# FreeNAS or Ubuntu Server?



## Smiles n' grins (Jun 8, 2007)

I had some old computers lying around and decided to try my luck on turning them into something useful. I had heard about FreeNAS being really easy to setup/maintain from the web GUI, so I tried that first. Seemed pretty useful overall.

Then I wanted to do things like add other packages, maintain from SSH, etc. Apparently I don't really know FreeBSD commands or whatever FreeNAS is based on. I am semi-familiar with Linux though, and I've been using it a lot recently so I'm learning a lot.

So I decided to switch one (of the three I had available) to Ubuntu Server, just to see if it was worth it.
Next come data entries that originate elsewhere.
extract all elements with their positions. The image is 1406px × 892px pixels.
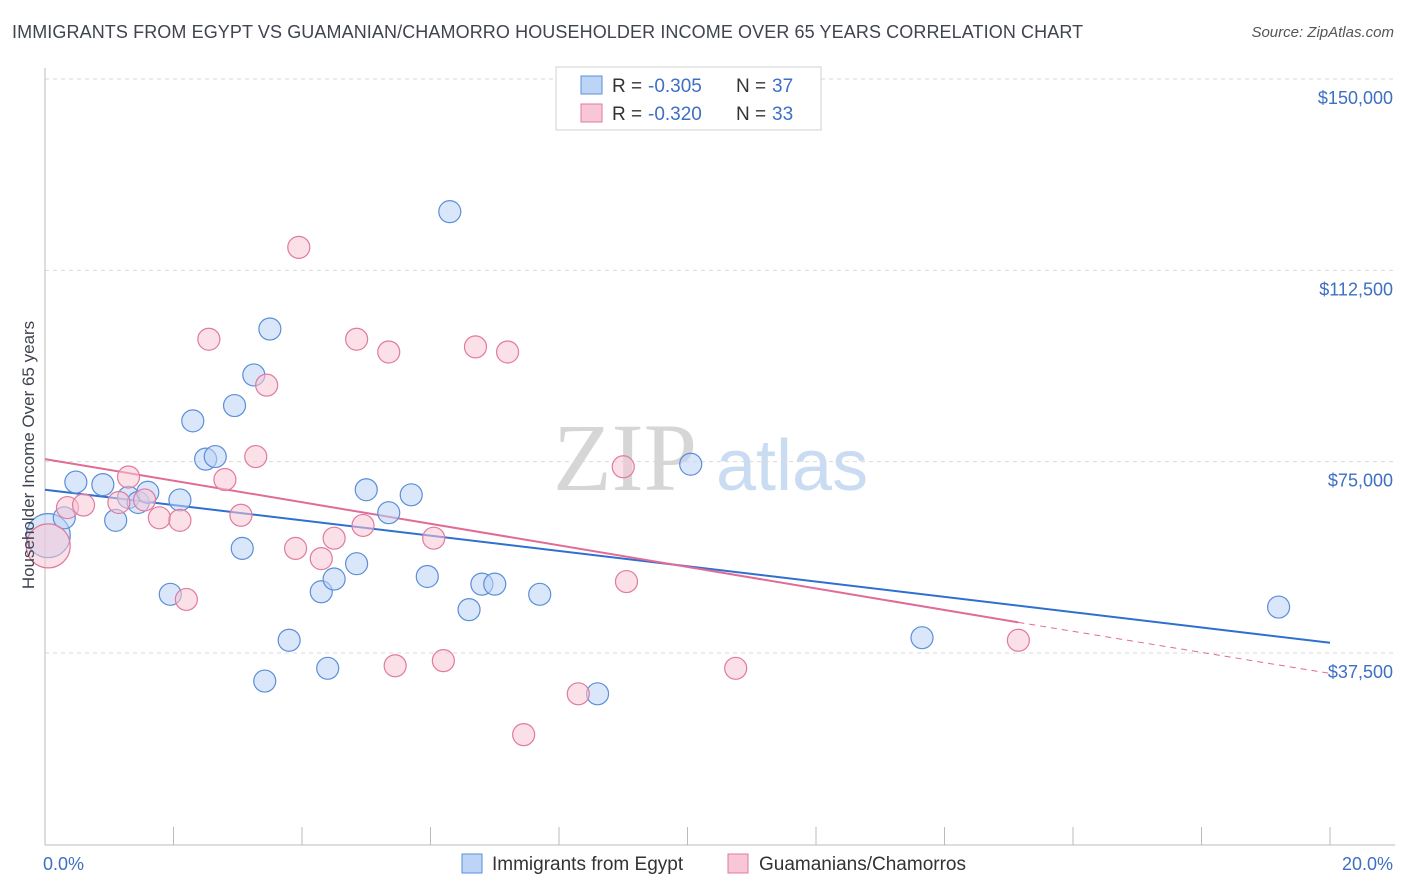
series-swatch-pink	[727, 853, 749, 874]
y-tick-labels: $37,500 $75,000 $112,500 $150,000	[1318, 88, 1393, 682]
axes	[44, 68, 1395, 846]
point-blue	[258, 317, 282, 341]
point-pink	[197, 327, 221, 351]
watermark-atlas: atlas	[716, 426, 868, 506]
point-pink	[147, 506, 171, 530]
trend-extension-pink	[1018, 621, 1331, 674]
point-blue	[64, 470, 88, 494]
point-pink	[496, 340, 520, 364]
y-tick-label: $75,000	[1328, 471, 1393, 491]
point-pink	[724, 656, 748, 680]
x-tick-labels: 0.0% 20.0%	[43, 854, 1393, 874]
point-pink	[25, 523, 71, 569]
point-blue	[253, 669, 277, 693]
data-points	[25, 200, 1291, 747]
point-pink	[611, 455, 635, 479]
point-blue	[230, 536, 254, 561]
legend-n-value: 37	[772, 76, 793, 97]
point-pink	[351, 513, 375, 538]
point-pink	[309, 547, 333, 571]
point-blue	[181, 409, 205, 433]
point-pink	[422, 526, 446, 550]
point-pink	[322, 526, 346, 550]
legend-r-value: -0.305	[648, 76, 702, 97]
trend-line-pink	[44, 458, 1019, 624]
y-tick-label: $112,500	[1319, 279, 1393, 299]
point-blue	[377, 501, 401, 525]
point-blue	[91, 473, 115, 497]
trend-lines	[44, 458, 1331, 674]
point-blue	[399, 483, 423, 507]
point-blue	[415, 564, 439, 589]
point-pink	[287, 235, 311, 259]
point-pink	[614, 569, 639, 594]
point-pink	[383, 654, 407, 678]
legend-r-label: R =	[612, 76, 642, 97]
point-pink	[244, 444, 268, 469]
series-label-egypt: Immigrants from Egypt	[492, 854, 684, 875]
x-tick-label: 20.0%	[1342, 854, 1393, 874]
point-blue	[316, 656, 340, 680]
point-pink	[168, 508, 192, 532]
point-blue	[354, 478, 378, 502]
point-pink	[229, 503, 253, 527]
point-blue	[222, 393, 247, 418]
correlation-legend: R = -0.305 N = 37 R = -0.320 N = 33	[555, 66, 822, 131]
point-pink	[463, 335, 488, 359]
series-legend: Immigrants from Egypt Guamanians/Chamorr…	[461, 853, 966, 875]
point-blue	[168, 488, 192, 512]
series-label-guamanian: Guamanians/Chamorros	[759, 854, 966, 875]
source-credit: Source: ZipAtlas.com	[1251, 24, 1394, 41]
point-pink	[431, 649, 455, 673]
point-blue	[679, 452, 703, 476]
point-pink	[132, 488, 157, 512]
point-blue	[277, 628, 301, 652]
point-pink	[377, 340, 401, 364]
point-pink	[174, 587, 198, 612]
x-tick-label: 0.0%	[43, 854, 84, 874]
point-blue	[438, 200, 462, 224]
point-blue	[322, 567, 346, 591]
point-pink	[107, 490, 131, 515]
point-blue	[528, 582, 552, 606]
point-pink	[1006, 628, 1030, 652]
point-blue	[457, 598, 481, 622]
y-axis-label: Householder Income Over 65 years	[19, 321, 38, 589]
point-pink	[213, 467, 237, 492]
point-pink	[566, 682, 590, 706]
legend-r-label: R =	[612, 104, 642, 125]
point-pink	[512, 723, 536, 747]
y-tick-label: $37,500	[1328, 662, 1393, 682]
legend-n-value: 33	[772, 104, 793, 125]
point-blue	[910, 626, 934, 650]
point-blue	[483, 572, 507, 596]
point-blue	[1266, 595, 1291, 619]
chart-title: IMMIGRANTS FROM EGYPT VS GUAMANIAN/CHAMO…	[12, 22, 1084, 42]
point-pink	[345, 327, 369, 351]
y-tick-label: $150,000	[1318, 88, 1393, 108]
legend-r-value: -0.320	[648, 104, 702, 125]
legend-swatch-blue	[580, 75, 603, 95]
legend-swatch-pink	[580, 103, 603, 123]
point-pink	[283, 536, 308, 561]
legend-n-label: N =	[736, 76, 766, 97]
series-swatch-blue	[461, 853, 483, 874]
point-blue	[345, 552, 369, 576]
point-pink	[71, 493, 96, 517]
point-blue	[203, 444, 227, 469]
legend-n-label: N =	[736, 104, 766, 125]
point-pink	[255, 373, 279, 397]
point-pink	[116, 465, 141, 489]
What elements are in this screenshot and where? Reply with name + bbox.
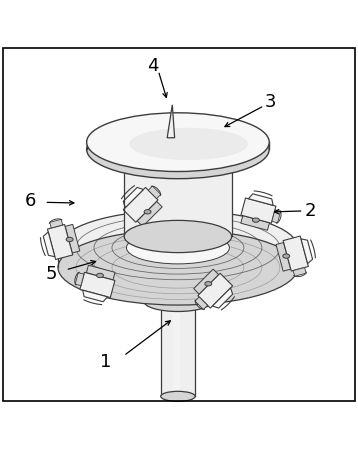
Polygon shape (301, 239, 313, 264)
Ellipse shape (58, 210, 298, 286)
Polygon shape (293, 268, 306, 276)
Polygon shape (167, 105, 175, 138)
Polygon shape (83, 290, 107, 302)
Polygon shape (80, 272, 115, 298)
Ellipse shape (87, 120, 269, 179)
Ellipse shape (161, 296, 195, 307)
Polygon shape (137, 201, 162, 226)
Ellipse shape (58, 230, 298, 305)
Polygon shape (161, 301, 195, 396)
Polygon shape (148, 186, 161, 198)
Polygon shape (212, 288, 233, 308)
Ellipse shape (283, 254, 290, 258)
Ellipse shape (66, 237, 73, 242)
Text: 6: 6 (24, 192, 36, 210)
Ellipse shape (124, 133, 232, 165)
Ellipse shape (144, 210, 151, 214)
Ellipse shape (161, 392, 195, 401)
Polygon shape (86, 265, 115, 280)
Ellipse shape (205, 282, 212, 286)
Polygon shape (43, 232, 55, 257)
Polygon shape (276, 242, 291, 271)
Ellipse shape (126, 232, 229, 264)
Polygon shape (241, 216, 270, 230)
Polygon shape (48, 224, 73, 260)
Polygon shape (241, 198, 276, 223)
Polygon shape (75, 273, 84, 286)
Polygon shape (123, 187, 158, 222)
Text: 1: 1 (100, 353, 111, 371)
Polygon shape (124, 150, 232, 237)
Ellipse shape (129, 128, 248, 160)
Ellipse shape (87, 113, 269, 172)
Ellipse shape (124, 220, 232, 253)
Polygon shape (195, 297, 208, 309)
Polygon shape (283, 236, 308, 271)
Text: 3: 3 (265, 93, 276, 111)
Polygon shape (248, 194, 273, 205)
Text: 5: 5 (45, 265, 57, 283)
Ellipse shape (144, 291, 212, 312)
Text: 2: 2 (305, 202, 316, 220)
Polygon shape (194, 269, 219, 294)
Polygon shape (198, 273, 233, 308)
Ellipse shape (97, 273, 103, 277)
Polygon shape (123, 187, 144, 207)
Ellipse shape (144, 234, 212, 254)
Ellipse shape (252, 218, 259, 222)
Polygon shape (144, 244, 212, 301)
Polygon shape (173, 301, 180, 396)
Text: 4: 4 (147, 57, 159, 75)
Polygon shape (50, 219, 63, 228)
Polygon shape (65, 224, 80, 253)
Polygon shape (272, 210, 281, 223)
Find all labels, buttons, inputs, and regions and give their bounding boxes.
I figured Ubuntu Server would be more work in the beginning but easier to work with later on after it all was set up.

I guess I'm sort of right. I've been installing stuff that I already had set up in FreeNAS (OpenSSH I believe was the first thing, last I remember I was working toward webmin) and it's going alright. But I just don't want to get too deep into this and not use it to full potential, like to where it was probably better to stick with FreeNAS on that box. 

None of this computers have a whole lot of power to them, Pentium 4's with 1 or 2 GBs of RAM with maybe 40-300GB for hard drives. FreeNAS seems to work fine, and same with Ubuntu Server (no GUI installed since I don't really think it'll get used that often since I won't really physically access the machine).

These are sort of just side projects, so I don't have a whole lot to really expect from them. Maybe host some videos or music for a media server or perhaps a printer or two. I'm just looking for ideas and comments!


----------



## Headrush (Feb 9, 2005)

I have used both and both will work fine and provide similar functionality, if not identical for most users.

The one thing I did find was that although FreeNAS worked well with packages it included by default, 3rd party software wasn't always as easy.
This isn't to say that it couldn't be done in FreeNAS, but if you were following something from a web article or such, it was more than likely tailored or done with Ubuntu.

It's been a while since I ran either, but at the time FreeNAS had easy iSCSI support which was a factor for me.


----------



## Smiles n' grins (Jun 8, 2007)

I've found installing packages with FreeNAS is no fun at all. While that may be because I've used Linux more, FreeNAS seems to just be clunky if you want to install something since it doesn't have a package manager.

I might have an extra machine laying around that I could try Ubuntu or Ubuntu Server on and see if I can get webmin working.


----------